6. A process according to claim 5, wherein the thermomechanical treatment step comprises:

(i) solution heat treating at a temperature ranging from about 930 to 1030°F (499 to 554°C) for a time period ranging from about 0.5 to 2 hours;

(ii) rapid quenching of the heat-treated shape to room temperature;

(iii) cold working the quenched shape; and

(iv) artificially aging the cold worked shape to impart a T8 temper.

7. A process according to claim 5, wherein the thermomechanical treatment step comprises:

(i) cold working the shape;

(ii) solution heat treating the cold worked shape at a temperature ranging from about 930 to 1030°F (499 to 554°C) for about 0.5 to 2.0 hours;

(iii) rapid quenching of the heat-treated shape to room temperature; and

(iv) naturally aging the quenched, heat-treated shape to impart a T4 temper.

8. A process according to claim 7, further comprising stretching prior to naturally aging to impart a T451 temper.

9. A process according to claim 7, further comprising artificially aging to impart a T6 temper.

10. A process according to claim 9, wherein the artificial aging step comprises heating from about 300 to 380°F (149 to 193°C) for about 4 to 12 hours.

11. A process according to claim 8, further comprising artificially aging to impart a T651 temper.

12. A process according to claim 11, wherein the artificial aging step comprises heating from about 300 to 380°F (149 to 193°C) for about 4 to 12 hours.

13. A process according to claim 5, wherein the thermomechanical treatment step comprises:

(i) solution heat treating at a temperature ranging from about 930 to 1030°F (499 to 554°C) for a time period ranging from about 0.5 to 2 hours;

(ii) rapid quenching of the heat-treated shape to room temperature;

(iii) naturally aging to impart a T4 temper.

14. A process according to claim 13, further comprising straightening prior to naturally aging to impart a T4511 temper.

15. A process according to claim 14, wherein the artificial aging step comprises heating from about 300 to 380°F (149 to 193°C) for about 4 to 12 hours to impart a T6511 temper.

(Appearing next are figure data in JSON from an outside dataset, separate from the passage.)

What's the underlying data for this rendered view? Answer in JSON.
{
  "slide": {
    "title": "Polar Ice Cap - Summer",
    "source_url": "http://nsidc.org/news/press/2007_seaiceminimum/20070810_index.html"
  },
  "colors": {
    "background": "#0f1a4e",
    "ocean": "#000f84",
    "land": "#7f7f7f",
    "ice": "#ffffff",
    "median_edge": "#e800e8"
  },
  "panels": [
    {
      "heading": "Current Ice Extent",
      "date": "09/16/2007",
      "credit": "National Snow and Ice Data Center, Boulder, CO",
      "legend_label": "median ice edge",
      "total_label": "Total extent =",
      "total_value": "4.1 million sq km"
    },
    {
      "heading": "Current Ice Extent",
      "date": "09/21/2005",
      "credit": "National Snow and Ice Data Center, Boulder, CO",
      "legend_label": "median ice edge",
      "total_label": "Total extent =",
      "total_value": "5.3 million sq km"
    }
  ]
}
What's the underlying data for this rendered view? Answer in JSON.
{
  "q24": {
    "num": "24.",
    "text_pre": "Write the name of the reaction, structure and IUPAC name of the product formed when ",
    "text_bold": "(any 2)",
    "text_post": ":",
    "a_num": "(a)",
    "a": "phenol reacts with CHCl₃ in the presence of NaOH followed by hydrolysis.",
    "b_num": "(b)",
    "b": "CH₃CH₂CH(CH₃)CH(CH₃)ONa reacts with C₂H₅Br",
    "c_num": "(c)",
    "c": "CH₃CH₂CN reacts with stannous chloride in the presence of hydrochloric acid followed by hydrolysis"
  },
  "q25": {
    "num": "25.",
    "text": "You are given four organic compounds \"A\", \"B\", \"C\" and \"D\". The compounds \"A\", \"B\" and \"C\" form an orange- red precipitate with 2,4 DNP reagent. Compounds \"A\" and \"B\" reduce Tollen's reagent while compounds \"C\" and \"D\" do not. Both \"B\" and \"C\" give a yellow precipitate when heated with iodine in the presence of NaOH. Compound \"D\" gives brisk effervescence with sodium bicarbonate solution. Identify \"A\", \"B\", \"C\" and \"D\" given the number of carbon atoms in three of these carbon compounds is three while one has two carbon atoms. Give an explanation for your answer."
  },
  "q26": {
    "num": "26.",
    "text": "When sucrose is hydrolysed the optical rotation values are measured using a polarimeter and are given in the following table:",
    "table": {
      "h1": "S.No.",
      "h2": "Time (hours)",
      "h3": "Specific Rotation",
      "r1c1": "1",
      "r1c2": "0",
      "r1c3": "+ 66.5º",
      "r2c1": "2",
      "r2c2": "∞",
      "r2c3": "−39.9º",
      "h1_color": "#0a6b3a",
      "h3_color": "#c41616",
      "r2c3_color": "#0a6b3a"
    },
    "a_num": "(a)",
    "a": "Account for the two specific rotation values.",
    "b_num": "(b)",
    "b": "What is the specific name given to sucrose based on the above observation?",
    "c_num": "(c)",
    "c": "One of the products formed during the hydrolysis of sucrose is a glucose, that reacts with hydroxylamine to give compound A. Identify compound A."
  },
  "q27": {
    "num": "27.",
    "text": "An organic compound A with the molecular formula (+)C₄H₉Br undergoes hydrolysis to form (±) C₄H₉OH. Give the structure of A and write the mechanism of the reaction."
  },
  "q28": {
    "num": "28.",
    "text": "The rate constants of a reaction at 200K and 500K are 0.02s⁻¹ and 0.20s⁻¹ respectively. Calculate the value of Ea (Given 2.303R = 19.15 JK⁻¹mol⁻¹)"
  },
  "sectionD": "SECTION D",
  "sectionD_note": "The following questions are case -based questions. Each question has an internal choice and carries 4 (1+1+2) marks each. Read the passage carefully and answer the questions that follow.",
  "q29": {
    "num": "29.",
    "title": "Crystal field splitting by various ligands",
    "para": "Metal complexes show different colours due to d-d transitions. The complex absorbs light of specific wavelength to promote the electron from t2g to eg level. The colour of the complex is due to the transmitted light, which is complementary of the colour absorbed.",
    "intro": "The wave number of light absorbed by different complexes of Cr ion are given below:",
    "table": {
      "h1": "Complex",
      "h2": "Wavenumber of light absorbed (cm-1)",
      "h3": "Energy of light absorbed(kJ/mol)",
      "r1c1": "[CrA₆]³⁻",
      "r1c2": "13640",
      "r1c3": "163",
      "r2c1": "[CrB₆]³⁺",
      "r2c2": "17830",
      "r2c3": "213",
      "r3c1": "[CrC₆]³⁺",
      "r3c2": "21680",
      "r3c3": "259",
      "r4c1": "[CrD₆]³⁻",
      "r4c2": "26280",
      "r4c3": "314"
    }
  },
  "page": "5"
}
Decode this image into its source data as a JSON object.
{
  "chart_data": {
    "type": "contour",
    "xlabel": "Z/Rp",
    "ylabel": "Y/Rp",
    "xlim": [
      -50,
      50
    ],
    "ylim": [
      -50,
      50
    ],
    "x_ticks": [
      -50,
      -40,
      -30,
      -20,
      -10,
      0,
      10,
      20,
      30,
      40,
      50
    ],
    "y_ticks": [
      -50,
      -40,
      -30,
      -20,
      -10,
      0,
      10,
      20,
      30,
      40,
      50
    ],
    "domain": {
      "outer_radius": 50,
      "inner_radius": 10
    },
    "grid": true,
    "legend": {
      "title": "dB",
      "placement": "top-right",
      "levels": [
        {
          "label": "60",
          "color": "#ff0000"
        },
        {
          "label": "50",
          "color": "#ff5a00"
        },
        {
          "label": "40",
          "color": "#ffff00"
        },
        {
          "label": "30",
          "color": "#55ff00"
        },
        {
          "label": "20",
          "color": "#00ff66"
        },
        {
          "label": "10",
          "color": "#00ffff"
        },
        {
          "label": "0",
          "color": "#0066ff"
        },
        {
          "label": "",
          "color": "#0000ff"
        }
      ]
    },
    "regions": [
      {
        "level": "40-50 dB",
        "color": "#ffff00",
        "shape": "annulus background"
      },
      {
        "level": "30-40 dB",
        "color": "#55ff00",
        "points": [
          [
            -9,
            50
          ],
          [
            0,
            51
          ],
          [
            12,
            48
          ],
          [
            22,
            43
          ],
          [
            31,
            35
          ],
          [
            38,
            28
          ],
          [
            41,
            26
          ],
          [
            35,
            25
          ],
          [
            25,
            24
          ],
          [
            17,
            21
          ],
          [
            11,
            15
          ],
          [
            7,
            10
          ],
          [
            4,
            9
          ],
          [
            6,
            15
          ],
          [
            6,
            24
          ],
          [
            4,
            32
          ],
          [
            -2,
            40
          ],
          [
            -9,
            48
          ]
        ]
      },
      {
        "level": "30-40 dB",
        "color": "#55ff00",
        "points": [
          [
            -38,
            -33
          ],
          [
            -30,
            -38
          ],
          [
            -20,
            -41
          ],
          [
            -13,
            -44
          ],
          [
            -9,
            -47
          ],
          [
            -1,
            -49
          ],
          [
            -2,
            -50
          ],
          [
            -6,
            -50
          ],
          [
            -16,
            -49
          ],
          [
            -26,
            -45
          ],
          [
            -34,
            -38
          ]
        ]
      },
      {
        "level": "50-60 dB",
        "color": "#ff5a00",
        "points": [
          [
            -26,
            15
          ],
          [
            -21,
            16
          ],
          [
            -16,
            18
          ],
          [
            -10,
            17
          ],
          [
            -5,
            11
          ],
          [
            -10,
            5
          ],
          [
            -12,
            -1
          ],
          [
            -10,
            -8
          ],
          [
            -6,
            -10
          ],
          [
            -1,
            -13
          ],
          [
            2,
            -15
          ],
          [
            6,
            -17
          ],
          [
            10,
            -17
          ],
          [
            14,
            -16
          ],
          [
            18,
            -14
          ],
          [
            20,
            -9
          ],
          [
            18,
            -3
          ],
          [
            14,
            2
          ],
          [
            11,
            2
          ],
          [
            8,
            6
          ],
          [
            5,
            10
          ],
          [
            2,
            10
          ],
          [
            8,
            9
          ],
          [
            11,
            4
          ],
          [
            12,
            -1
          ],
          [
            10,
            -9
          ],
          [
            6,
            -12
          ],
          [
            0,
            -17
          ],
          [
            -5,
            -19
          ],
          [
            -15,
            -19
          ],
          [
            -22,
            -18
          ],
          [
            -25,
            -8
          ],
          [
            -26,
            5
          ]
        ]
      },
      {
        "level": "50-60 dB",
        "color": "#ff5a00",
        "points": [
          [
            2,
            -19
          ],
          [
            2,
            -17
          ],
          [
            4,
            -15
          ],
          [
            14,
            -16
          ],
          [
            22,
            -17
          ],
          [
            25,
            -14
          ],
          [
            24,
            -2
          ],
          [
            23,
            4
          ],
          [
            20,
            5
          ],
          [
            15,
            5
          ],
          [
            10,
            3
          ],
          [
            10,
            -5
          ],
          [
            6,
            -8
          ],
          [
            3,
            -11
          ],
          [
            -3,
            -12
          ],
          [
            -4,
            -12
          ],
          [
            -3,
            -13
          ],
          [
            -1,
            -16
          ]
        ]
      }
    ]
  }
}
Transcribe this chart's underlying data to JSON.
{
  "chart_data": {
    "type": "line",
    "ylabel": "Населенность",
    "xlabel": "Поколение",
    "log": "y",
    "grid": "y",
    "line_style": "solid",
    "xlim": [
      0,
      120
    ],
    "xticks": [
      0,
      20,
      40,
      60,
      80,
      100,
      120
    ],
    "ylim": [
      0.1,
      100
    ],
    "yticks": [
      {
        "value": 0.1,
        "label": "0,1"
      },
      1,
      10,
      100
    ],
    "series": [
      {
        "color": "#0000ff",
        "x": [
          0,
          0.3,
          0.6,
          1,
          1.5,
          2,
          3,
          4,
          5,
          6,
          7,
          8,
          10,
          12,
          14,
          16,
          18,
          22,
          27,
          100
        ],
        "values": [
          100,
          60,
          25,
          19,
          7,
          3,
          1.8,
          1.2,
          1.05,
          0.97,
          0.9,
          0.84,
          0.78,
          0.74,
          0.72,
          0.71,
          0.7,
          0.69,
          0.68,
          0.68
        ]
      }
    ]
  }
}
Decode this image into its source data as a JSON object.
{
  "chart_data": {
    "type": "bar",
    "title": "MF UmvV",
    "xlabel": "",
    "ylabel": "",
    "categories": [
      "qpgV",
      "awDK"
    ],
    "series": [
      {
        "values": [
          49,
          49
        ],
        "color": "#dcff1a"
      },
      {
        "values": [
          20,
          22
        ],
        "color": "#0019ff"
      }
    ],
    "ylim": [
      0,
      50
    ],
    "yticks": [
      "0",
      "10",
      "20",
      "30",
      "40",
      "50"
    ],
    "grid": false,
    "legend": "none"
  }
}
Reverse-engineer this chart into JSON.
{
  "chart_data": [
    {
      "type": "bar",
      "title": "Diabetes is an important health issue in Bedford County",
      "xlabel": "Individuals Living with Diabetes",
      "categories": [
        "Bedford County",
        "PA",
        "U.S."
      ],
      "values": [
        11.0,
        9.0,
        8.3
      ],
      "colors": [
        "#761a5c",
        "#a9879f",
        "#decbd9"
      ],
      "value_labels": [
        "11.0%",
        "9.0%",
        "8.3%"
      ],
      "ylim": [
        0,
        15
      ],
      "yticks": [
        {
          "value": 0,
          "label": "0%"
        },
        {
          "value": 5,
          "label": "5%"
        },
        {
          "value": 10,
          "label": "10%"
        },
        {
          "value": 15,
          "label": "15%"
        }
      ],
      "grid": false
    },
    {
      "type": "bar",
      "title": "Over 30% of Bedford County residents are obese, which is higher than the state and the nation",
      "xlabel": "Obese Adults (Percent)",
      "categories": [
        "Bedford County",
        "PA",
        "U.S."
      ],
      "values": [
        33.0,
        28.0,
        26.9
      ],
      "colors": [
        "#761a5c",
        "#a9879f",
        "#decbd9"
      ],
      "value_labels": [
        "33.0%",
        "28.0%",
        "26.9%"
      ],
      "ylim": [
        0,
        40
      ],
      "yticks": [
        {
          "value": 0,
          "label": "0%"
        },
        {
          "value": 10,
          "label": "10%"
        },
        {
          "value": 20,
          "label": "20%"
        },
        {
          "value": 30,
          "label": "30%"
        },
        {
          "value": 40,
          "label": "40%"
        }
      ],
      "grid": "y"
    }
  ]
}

16. A process according to claim 5, wherein the thermomechanical step comprises:

(i) solution heat treating at a temperature ranging from about 930 to 1030°F (499 to 554°C) for a time period ranging from about 0.5 to 2 hours;

(ii) rapid quenching of the heat-treated shape to room temperature;

(iii) artificial aging;

(iv) cold working; and

(v) straightening to impart a T9 temper.